E aspettano solo che noi le facciamo uscire.”

Eccone un estratto:

5 Agosto
Oggi abbiamo speso la giornata ad Hebron. E’ una grossa città in area A e B, con enormi problemi di convivenza tra la maggioranza araba e un pugno di coloni ebrei che si sono installati nelle vicinanze del centro abitato e, piano piano, sono arrivati fino al cuore del paese. All’interno della città vecchia -bellissima e desolata- vivono infatti 400 coloni, protetti da circa 2000 soldati. Il centro storico racchiude dei tesori di valore inestimabile, dal punto di vista culturale e anche simbolico, dal momento che si pensa sia proprio questo il luogo in cui fu seppellito Abramo.
Passeggio nel suq arabo semi abbandonato, su cui piove ogni giorno l’immondizia gettata dai coloni che hanno occupato le case sopra alle antiche vie del mercato. Mi chiedo cosa spinga un ebreo ad andare a vivere ad Hebron, da dove nasca questo disprezzo nei confronti dell’altro, come si possa sopportare una vita vissuta comunque in un ghetto, protetti da ragazzi armati che vorrebbero essere ovunque, tranne che qui.
“La pace non può essere mantenuta con la forza”, recita uno dei graffiti sul muro di separazione a Betlemme. E’ vero. Quella che è mantenuta dai soldati non è pace, ma rabbia repressa, odio sprezzante, frustrazione che fa nascere altra violenza.
La sensazione di disagio si scioglie a casa di Abu Abdallah, produttore dei famosi sandali “Peace steps”, che ci accoglie con grandi sorrisi, molti figli, molte sigarette e una quantità industriale di buon cibo.

6 agosto
Stamattina visita alla scuola di Abu Hindi, piccolo villaggio beduino in una valle caldissima, dimenticata da Dio ma non dai coloni, che la assediano con le loro case. La scuola è piccolina, ma è l’orgoglio della comunità.
Poi una bella scarpinata sotto al sole, per visitare l’antico e monumentale monastero di Mar Saba, risalente al V secolo d.C.
E’ una maestosa costruzione in pietra calcarea chiara, dello stesso colore del deserto della Cisgiordania.
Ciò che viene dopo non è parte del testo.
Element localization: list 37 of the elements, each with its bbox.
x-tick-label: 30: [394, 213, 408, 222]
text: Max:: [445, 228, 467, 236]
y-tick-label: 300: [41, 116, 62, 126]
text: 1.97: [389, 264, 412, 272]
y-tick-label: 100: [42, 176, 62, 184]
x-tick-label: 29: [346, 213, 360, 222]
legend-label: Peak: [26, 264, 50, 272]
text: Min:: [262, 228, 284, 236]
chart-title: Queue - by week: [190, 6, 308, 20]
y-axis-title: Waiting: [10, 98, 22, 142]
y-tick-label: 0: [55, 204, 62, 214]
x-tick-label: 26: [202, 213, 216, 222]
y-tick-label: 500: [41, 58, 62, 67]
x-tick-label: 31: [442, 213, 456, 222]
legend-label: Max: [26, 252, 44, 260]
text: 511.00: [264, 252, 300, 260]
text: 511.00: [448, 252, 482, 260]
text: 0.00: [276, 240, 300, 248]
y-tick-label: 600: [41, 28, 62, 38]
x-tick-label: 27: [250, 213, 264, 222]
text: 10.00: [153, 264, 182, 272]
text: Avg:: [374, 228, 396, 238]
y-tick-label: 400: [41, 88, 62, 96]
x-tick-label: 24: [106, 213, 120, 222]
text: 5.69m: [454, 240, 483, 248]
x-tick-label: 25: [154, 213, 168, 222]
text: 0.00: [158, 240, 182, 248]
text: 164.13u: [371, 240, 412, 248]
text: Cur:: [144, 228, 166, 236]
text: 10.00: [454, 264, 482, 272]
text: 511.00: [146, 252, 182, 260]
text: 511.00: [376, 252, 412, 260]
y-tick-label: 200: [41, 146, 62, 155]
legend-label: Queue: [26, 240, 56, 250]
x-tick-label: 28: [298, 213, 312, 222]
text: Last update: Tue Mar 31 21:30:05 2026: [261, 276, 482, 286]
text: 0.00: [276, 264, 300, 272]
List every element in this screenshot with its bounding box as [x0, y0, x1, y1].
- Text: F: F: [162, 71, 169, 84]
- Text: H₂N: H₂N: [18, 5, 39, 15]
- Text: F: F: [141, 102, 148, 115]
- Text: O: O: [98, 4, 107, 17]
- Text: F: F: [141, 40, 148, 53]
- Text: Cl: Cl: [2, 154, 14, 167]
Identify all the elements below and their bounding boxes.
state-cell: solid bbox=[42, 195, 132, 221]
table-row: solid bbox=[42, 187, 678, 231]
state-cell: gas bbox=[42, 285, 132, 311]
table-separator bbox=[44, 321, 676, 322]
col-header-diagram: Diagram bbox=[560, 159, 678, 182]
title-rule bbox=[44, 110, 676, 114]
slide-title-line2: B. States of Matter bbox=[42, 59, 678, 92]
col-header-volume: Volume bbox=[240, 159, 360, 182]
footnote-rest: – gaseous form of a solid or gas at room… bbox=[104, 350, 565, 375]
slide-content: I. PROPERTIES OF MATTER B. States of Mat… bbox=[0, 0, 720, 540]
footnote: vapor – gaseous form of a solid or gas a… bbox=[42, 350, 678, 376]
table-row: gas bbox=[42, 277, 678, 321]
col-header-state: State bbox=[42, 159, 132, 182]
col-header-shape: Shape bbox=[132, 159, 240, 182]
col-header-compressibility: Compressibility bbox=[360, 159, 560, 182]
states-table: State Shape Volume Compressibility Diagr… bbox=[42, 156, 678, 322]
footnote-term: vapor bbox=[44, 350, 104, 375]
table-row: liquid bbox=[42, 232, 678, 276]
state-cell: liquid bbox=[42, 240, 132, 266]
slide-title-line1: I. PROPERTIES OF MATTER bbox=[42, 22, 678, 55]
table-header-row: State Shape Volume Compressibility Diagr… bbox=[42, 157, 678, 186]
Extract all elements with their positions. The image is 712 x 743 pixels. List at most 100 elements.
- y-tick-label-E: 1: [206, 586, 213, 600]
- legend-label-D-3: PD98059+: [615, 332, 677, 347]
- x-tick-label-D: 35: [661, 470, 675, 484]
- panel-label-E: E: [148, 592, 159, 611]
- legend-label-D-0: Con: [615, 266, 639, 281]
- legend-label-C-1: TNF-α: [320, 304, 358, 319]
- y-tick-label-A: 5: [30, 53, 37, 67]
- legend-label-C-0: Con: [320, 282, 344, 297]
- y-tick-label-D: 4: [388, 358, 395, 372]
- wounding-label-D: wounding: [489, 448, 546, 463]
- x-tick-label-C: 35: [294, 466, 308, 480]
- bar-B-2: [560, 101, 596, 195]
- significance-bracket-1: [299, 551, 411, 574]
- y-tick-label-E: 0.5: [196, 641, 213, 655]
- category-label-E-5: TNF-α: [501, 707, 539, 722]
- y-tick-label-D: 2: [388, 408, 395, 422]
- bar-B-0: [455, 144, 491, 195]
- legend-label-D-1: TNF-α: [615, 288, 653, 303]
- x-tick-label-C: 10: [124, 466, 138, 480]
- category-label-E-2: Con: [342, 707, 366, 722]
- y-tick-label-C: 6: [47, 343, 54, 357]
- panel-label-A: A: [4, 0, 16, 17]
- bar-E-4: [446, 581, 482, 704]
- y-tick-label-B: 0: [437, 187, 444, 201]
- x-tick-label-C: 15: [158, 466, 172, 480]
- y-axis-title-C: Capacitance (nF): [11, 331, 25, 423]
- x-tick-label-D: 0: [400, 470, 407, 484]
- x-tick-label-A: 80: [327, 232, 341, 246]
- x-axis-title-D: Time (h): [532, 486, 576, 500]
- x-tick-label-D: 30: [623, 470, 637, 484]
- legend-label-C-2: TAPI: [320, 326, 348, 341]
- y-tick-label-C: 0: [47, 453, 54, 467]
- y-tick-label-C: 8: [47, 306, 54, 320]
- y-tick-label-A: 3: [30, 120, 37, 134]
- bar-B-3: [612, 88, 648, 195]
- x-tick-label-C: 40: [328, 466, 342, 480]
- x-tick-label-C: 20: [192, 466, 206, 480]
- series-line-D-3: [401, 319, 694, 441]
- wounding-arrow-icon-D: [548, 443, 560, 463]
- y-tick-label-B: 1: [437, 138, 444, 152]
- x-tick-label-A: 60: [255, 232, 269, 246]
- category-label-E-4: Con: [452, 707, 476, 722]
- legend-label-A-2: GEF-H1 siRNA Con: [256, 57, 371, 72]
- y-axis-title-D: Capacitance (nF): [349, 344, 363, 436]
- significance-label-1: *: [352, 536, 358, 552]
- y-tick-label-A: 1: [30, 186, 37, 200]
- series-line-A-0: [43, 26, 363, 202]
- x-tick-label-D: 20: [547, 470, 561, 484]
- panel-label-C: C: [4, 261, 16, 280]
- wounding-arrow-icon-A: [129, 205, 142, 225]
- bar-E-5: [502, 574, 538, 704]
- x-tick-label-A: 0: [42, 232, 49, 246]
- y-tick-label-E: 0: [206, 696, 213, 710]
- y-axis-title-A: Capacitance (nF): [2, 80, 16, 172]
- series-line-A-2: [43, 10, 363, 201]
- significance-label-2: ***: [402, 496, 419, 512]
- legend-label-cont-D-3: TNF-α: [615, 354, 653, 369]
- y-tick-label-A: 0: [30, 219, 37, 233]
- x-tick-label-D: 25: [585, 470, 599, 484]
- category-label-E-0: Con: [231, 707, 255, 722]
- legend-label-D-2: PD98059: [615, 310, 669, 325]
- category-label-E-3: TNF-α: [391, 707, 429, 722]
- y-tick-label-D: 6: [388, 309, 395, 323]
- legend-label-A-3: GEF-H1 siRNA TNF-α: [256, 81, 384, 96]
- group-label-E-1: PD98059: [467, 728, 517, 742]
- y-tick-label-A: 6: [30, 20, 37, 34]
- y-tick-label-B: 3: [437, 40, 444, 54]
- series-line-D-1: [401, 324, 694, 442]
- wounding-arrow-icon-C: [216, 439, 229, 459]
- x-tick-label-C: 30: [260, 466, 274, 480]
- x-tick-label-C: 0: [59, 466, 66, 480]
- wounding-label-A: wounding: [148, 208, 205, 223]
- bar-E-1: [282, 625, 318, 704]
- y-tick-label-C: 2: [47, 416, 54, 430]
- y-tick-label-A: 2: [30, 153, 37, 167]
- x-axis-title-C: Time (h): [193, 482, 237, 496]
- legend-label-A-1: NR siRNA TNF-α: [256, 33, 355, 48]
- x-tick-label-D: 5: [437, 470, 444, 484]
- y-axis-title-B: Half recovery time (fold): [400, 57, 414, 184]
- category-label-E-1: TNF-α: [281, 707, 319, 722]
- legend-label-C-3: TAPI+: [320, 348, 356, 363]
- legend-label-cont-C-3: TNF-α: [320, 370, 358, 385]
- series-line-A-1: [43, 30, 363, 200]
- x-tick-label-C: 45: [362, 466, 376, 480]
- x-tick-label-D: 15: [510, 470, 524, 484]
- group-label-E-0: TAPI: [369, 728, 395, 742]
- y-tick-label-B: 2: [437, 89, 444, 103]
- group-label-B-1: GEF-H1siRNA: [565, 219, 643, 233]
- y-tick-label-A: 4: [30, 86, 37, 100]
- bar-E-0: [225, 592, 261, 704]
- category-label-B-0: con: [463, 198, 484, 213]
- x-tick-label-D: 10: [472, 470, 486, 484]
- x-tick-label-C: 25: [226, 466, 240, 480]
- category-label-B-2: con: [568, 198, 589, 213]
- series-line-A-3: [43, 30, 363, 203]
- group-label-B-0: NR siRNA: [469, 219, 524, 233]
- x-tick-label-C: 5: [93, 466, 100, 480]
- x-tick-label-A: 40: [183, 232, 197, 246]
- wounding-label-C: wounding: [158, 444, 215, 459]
Peccato che le donne non possano entrare!
Per pranzo siamo ospitati da alcune donne che vivono nel villaggio di Artas… Pane buonissimo, pollo speciale!
Nel pomeriggio, dopo l’immancabile rito del caffè al cardamomo e del te alla menta, ci spostiamo per vedere con i nostri occhi un piccolo villaggio palestinese rimasto “incastrato” tra le pieghe assurde che il muro di separazione disegna in Cisgiordania. Ogni giorno gli uomini attraversano a piedi il check point per andare a lavorare -come muratori, contadini, manovali- in Israele. E ogni sera tornano indietro, a centinaia, facendo il percorso inverso verso le loro case. Situazione straniante, assurda.